Since 2011, RIEGL has also provided topo-bathymetric system models for integration with crewed fixed-wing aircraft and helicopters. The well-known strengths of RIEGL devices — high-resolution topographic measurement with high efficiency — are extended to enable seamless coverage of land and underwater areas.

This presentation will provide insight into latest sensor technology and software tools for bathymetric applications. We will examine the entire workflow, from project planning to the specifics of parameterizing RIEGL’s bathymetric sensors and the challenges of bathymetric laser scanning. Regarding post-processing, we will examine the ALB (Airborne Lidar Bathymetry) software suite, RiHYDRO, which supports data classification and the generation of water surface models and applies water refraction correction according to refraction indices. Additionally, we will provide background information on full waveform processing and waveform averaging, which can be applied to maximize depth penetration success.

 

Learning and teaching the underwater photogrammetry challenges with the POSER 3D simulation framework

POSER (an oPen sOurce Simulation platform for tEaching and tRaining underwater photogrammetry) is a 3D simulation framework developed within the ISPRS Educational and Capacity Building Initiative. It is built upon the open-source platform Blender and integrates realistic modelling of underwater physics, including light refraction, scattering, and absorption, to simulate faithful survey conditions.
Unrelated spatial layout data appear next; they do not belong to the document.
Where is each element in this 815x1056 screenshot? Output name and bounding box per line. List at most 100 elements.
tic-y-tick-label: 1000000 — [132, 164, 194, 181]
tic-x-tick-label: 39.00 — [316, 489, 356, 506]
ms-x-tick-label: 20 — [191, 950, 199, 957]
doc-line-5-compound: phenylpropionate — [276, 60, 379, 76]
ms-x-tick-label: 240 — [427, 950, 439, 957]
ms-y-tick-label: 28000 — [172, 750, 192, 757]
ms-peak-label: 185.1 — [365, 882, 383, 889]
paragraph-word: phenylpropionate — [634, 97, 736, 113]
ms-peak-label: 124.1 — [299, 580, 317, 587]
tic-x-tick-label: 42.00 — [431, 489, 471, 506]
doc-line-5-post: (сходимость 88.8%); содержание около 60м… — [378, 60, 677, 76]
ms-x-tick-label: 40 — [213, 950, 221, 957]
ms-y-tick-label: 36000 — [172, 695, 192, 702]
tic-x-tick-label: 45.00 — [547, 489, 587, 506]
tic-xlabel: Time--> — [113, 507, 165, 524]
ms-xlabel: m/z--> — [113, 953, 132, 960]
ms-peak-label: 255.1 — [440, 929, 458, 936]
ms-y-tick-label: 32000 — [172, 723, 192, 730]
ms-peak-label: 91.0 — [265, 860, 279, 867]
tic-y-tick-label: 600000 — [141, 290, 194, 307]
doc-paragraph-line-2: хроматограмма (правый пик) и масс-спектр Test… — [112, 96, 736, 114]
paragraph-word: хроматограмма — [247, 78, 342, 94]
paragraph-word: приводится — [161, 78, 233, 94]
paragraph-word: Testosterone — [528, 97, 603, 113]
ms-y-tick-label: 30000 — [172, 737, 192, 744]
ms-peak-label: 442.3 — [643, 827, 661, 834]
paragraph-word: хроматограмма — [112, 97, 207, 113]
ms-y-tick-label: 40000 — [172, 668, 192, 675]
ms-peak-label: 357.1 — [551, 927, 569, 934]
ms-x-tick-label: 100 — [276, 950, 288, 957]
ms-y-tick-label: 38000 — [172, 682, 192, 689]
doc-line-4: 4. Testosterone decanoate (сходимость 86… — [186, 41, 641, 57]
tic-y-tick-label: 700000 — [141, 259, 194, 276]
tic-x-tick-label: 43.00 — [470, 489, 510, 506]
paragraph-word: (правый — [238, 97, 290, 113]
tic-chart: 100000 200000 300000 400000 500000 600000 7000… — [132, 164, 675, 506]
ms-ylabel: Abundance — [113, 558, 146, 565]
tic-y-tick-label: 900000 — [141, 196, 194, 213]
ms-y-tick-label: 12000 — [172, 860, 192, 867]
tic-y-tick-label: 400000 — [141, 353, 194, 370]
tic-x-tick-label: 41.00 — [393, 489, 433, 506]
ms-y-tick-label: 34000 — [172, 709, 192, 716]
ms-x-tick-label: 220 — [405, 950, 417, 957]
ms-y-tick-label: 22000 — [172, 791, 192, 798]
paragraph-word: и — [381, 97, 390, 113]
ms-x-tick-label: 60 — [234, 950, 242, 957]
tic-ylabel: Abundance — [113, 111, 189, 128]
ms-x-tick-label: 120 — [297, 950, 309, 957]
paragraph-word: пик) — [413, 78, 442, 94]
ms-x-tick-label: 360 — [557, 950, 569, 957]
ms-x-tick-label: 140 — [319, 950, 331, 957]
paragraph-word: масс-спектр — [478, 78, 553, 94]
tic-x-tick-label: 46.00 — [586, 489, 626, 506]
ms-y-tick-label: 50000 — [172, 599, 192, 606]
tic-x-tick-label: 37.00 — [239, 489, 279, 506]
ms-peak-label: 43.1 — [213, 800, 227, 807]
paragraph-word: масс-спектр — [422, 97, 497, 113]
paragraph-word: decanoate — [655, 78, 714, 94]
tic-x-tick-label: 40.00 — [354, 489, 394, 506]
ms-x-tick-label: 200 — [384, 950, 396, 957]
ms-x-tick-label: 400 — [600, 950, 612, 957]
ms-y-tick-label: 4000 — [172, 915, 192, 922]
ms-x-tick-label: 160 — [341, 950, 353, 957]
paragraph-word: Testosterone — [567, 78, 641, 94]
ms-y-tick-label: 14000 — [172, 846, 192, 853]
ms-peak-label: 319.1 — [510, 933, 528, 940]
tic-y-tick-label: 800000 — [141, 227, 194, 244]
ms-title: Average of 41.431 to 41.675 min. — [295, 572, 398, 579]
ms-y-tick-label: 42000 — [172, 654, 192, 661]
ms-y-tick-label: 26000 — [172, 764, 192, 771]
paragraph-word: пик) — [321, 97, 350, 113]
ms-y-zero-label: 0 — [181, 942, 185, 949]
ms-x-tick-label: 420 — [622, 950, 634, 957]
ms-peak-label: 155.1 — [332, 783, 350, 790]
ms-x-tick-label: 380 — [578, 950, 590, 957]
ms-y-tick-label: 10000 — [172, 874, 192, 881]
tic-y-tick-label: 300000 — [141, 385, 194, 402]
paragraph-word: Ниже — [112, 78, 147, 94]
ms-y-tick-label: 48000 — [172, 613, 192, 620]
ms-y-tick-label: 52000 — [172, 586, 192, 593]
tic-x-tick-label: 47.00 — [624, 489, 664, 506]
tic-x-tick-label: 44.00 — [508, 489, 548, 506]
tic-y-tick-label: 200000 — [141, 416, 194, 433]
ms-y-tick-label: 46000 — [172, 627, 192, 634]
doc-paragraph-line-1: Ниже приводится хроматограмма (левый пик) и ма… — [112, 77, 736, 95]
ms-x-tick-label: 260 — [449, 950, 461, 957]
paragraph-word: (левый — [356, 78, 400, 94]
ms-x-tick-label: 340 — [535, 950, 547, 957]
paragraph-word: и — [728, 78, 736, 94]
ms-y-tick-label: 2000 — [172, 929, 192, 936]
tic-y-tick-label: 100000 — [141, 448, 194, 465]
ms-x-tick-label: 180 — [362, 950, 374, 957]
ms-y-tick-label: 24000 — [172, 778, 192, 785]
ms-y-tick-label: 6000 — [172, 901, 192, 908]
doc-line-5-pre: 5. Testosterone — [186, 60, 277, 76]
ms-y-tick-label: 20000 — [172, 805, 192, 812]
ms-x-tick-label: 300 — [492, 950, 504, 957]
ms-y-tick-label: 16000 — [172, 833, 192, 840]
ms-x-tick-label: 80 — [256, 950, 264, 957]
Although it is primarily designed to support the teaching and learning of underwater imaging principles, POSER has great potential also for research and experimentation. In this tutorial, participants will be introduced to the POSER framework to practice with crucial aspects of underwater photogrammetry and independent methods for the assessment of its accuracy potential. Ready-to-use application scenarios will be show-cased ranging different application fields, from marine ecology to archaeology and subsea metrology.